Just click on a station to see how easy it will be to improve and how important it is to focus on it during training.
For this athlete we identified a possible improvement of
07:43.
Check the detail of the improvement plan below.
07:11
Potential Improvement
93.1%
Focus During Training
Percentile based on all the athletes who competed in Hyrox Men
A word from RoxCoach - Your AI Powered Trainer
Overall Performance:
Jamie Gilbertson's performance in the 2024 Sports Direct HYROX London positions him squarely in the middle tier of competitors, both overall and within his age group. His strength lies notably in the strength-based exercises, where he consistently outperforms the average with significant margins. This includes impressive showings in the Ski Erg, Sled Push, Sled Pull, Rowing, Farmers Carry, Sandbag Lunges, and Wall Balls. Conversely, his total running time reveals that Jamie's running pace is slower than average, indicating a potential area for improvement. His pacing appears to start strong but slows down as the race progresses, suggesting endurance or pacing strategy issues. Jamie's profile suggests a strength-oriented athlete who could benefit from a more balanced approach to include endurance and running efficiency.
Segments to Improve:
- Total Running Time: Jamie's running segments consistently fall behind the average, suggesting a need for focused endurance training. Interval running training, incorporating both short sprints and longer steady-state runs, could improve his running economy and endurance. Additionally, incorporating hill sprints and tempo runs can enhance his cardiovascular capacity and muscular endurance.
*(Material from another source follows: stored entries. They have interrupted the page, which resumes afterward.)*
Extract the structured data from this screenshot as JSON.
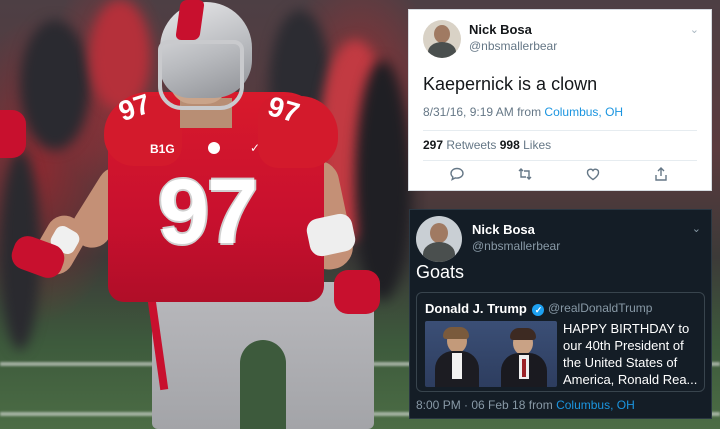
{
  "tweet1": {
    "name": "Nick Bosa",
    "handle": "@nbsmallerbear",
    "text": "Kaepernick is a clown",
    "time": "8/31/16, 9:19 AM from ",
    "location": "Columbus, OH",
    "retweets_count": "297",
    "retweets_label": " Retweets ",
    "likes_count": "998",
    "likes_label": " Likes",
    "actions": [
      "reply-icon",
      "retweet-icon",
      "like-icon",
      "share-icon"
    ]
  },
  "tweet2": {
    "name": "Nick Bosa",
    "handle": "@nbsmallerbear",
    "text": "Goats",
    "quote": {
      "name": "Donald J. Trump",
      "handle": "@realDonaldTrump",
      "text": "HAPPY BIRTHDAY to our 40th President of the United States of America, Ronald Rea..."
    },
    "time": "8:00 PM · 06 Feb 18 from ",
    "location": "Columbus, OH"
  },
  "photo": {
    "jersey_number": "97",
    "conference_logo": "B1G"
  },
  "colors": {
    "link": "#1b95e0",
    "jersey_red": "#c8102e",
    "dark_card": "#141d26"
  }
}
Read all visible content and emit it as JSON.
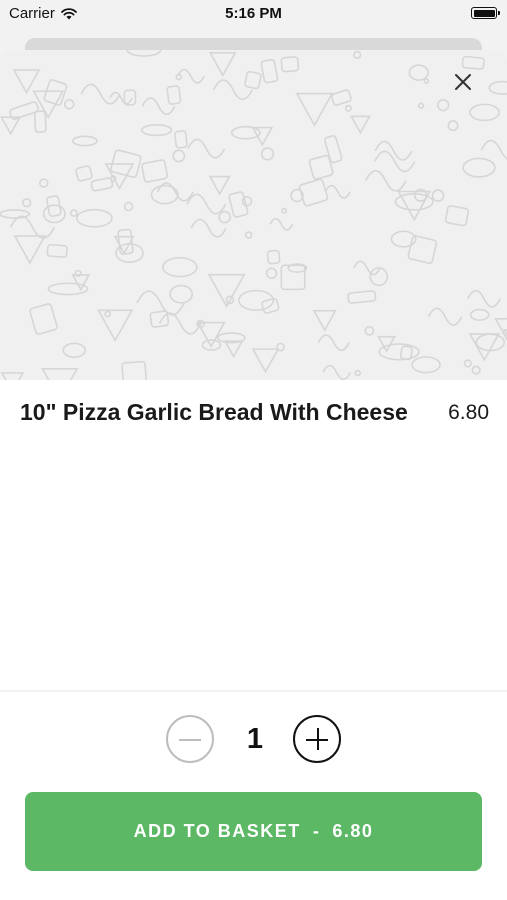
{
  "status_bar": {
    "carrier": "Carrier",
    "time": "5:16 PM",
    "battery_level": 1.0,
    "wifi_icon": "wifi-icon",
    "battery_icon": "battery-icon"
  },
  "modal": {
    "close_icon": "close-icon",
    "hero_image": "food-doodle-pattern",
    "item": {
      "name": "10\" Pizza Garlic Bread With Cheese",
      "price": "6.80"
    },
    "quantity": {
      "value": "1",
      "minus_icon": "minus-icon",
      "plus_icon": "plus-icon"
    },
    "add_button": {
      "label": "ADD TO BASKET",
      "separator": "-",
      "total": "6.80",
      "color": "#5cb865"
    }
  }
}
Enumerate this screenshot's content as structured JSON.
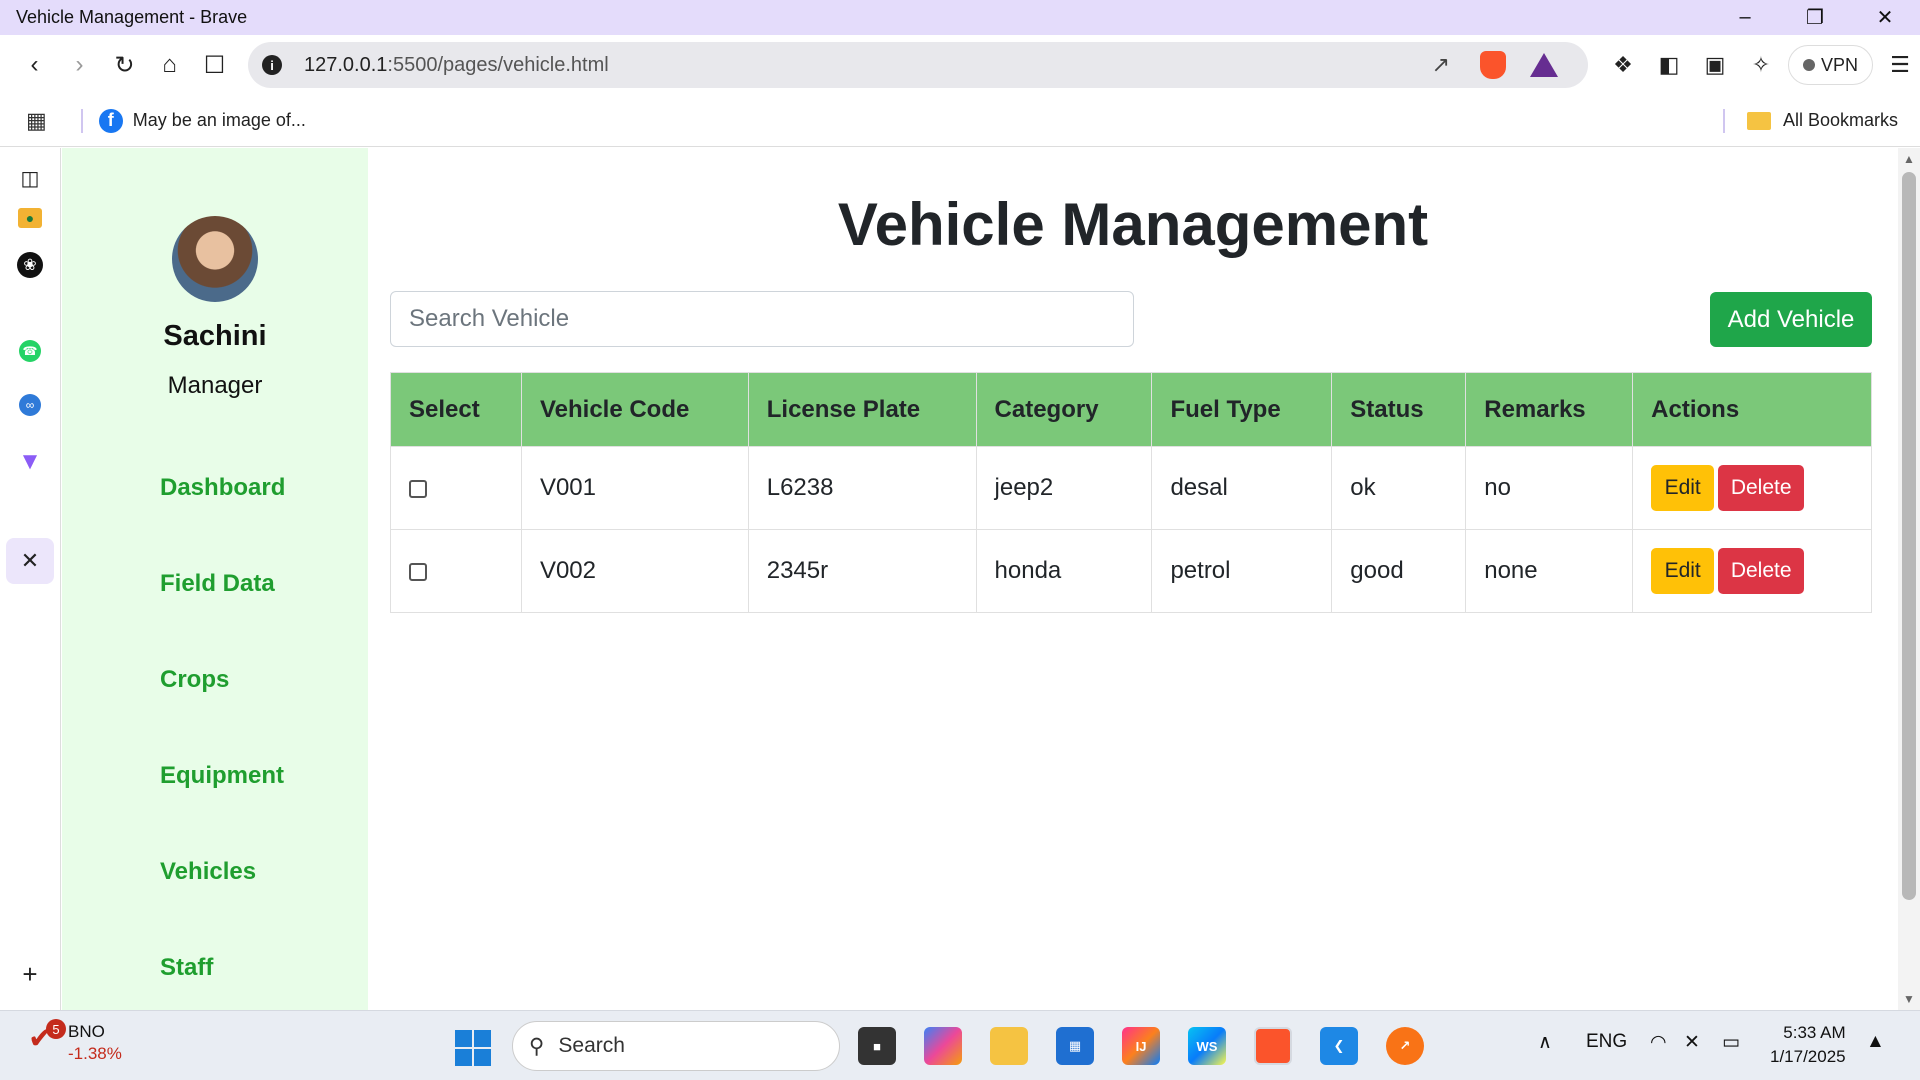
{
  "window": {
    "title": "Vehicle Management - Brave"
  },
  "browser": {
    "url_host": "127.0.0.1",
    "url_path": ":5500/pages/vehicle.html",
    "vpn_label": "VPN",
    "bookmark_item": "May be an image of...",
    "all_bookmarks": "All Bookmarks"
  },
  "sidebar": {
    "user_name": "Sachini",
    "user_role": "Manager",
    "nav": [
      "Dashboard",
      "Field Data",
      "Crops",
      "Equipment",
      "Vehicles",
      "Staff"
    ]
  },
  "main": {
    "heading": "Vehicle Management",
    "search_placeholder": "Search Vehicle",
    "add_button": "Add Vehicle",
    "columns": [
      "Select",
      "Vehicle Code",
      "License Plate",
      "Category",
      "Fuel Type",
      "Status",
      "Remarks",
      "Actions"
    ],
    "rows": [
      {
        "code": "V001",
        "plate": "L6238",
        "category": "jeep2",
        "fuel": "desal",
        "status": "ok",
        "remarks": "no"
      },
      {
        "code": "V002",
        "plate": "2345r",
        "category": "honda",
        "fuel": "petrol",
        "status": "good",
        "remarks": "none"
      }
    ],
    "edit_label": "Edit",
    "delete_label": "Delete"
  },
  "taskbar": {
    "stock_badge": "5",
    "stock_name": "BNO",
    "stock_change": "-1.38%",
    "search_label": "Search",
    "lang": "ENG",
    "time": "5:33 AM",
    "date": "1/17/2025"
  },
  "colors": {
    "app_sidebar_bg": "#e8fde8",
    "nav_text": "#1f9e2f",
    "table_header": "#7bc879",
    "add_button": "#1fa64a",
    "edit_button": "#ffc107",
    "delete_button": "#dc3545"
  }
}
- Burpees Broad Jump: This segment was slower than average, indicating a potential lack of explosive power and efficiency in movement. Plyometric training, such as box jumps, squat jumps, and lunge jumps, can improve explosive strength. Practicing the burpee's broad jump specifically, focusing on minimizing ground contact time and maximizing jump distance, will also be beneficial.
- Roxzone: Jamie's Roxzone times suggest slower transitions between exercises and possibly a lower overall fitness level. To improve, Jamie should focus on metabolic conditioning circuits that mimic the race's structure, transitioning quickly between strength and running exercises to improve fitness and efficiency in transitions.
Race Strategies:
- Pacing Strategy: Jamie should work on a more consistent pacing strategy for the running segments. Starting at a sustainable pace and gradually increasing the pace can help manage energy better throughout the race. Practicing negative splits during training runs can be an effective way to develop this skill.
- Transition Efficiency: Reducing time in the Roxzone can be achieved by practicing quick transitions between different types of exercises during training. This includes setting up mock transition zones to minimize downtime between strength and running segments.
- Strength and Endurance Balance: While Jamie shows strong performance in strength exercises, balancing this with running endurance is crucial. Incorporating more endurance runs, mixed with strength training sessions, can help develop a more well-rounded fitness profile. Cross-training activities like cycling or swimming could also improve cardiovascular endurance without the impact stress of additional running.
- Mental Preparation: Mental resilience and strategy play a significant role in endurance events. Visualization techniques, focusing on each segment of the race and the transitions in between, can prepare Jamie mentally for the demands of the race. Setting mini-goals throughout the race can also keep motivation high.
By addressing these specific areas for improvement with targeted training and strategic adjustments, Jamie Gilbertson can enhance his performance in future HYROX races, potentially achieving a more competitive rank both overall and within his age group.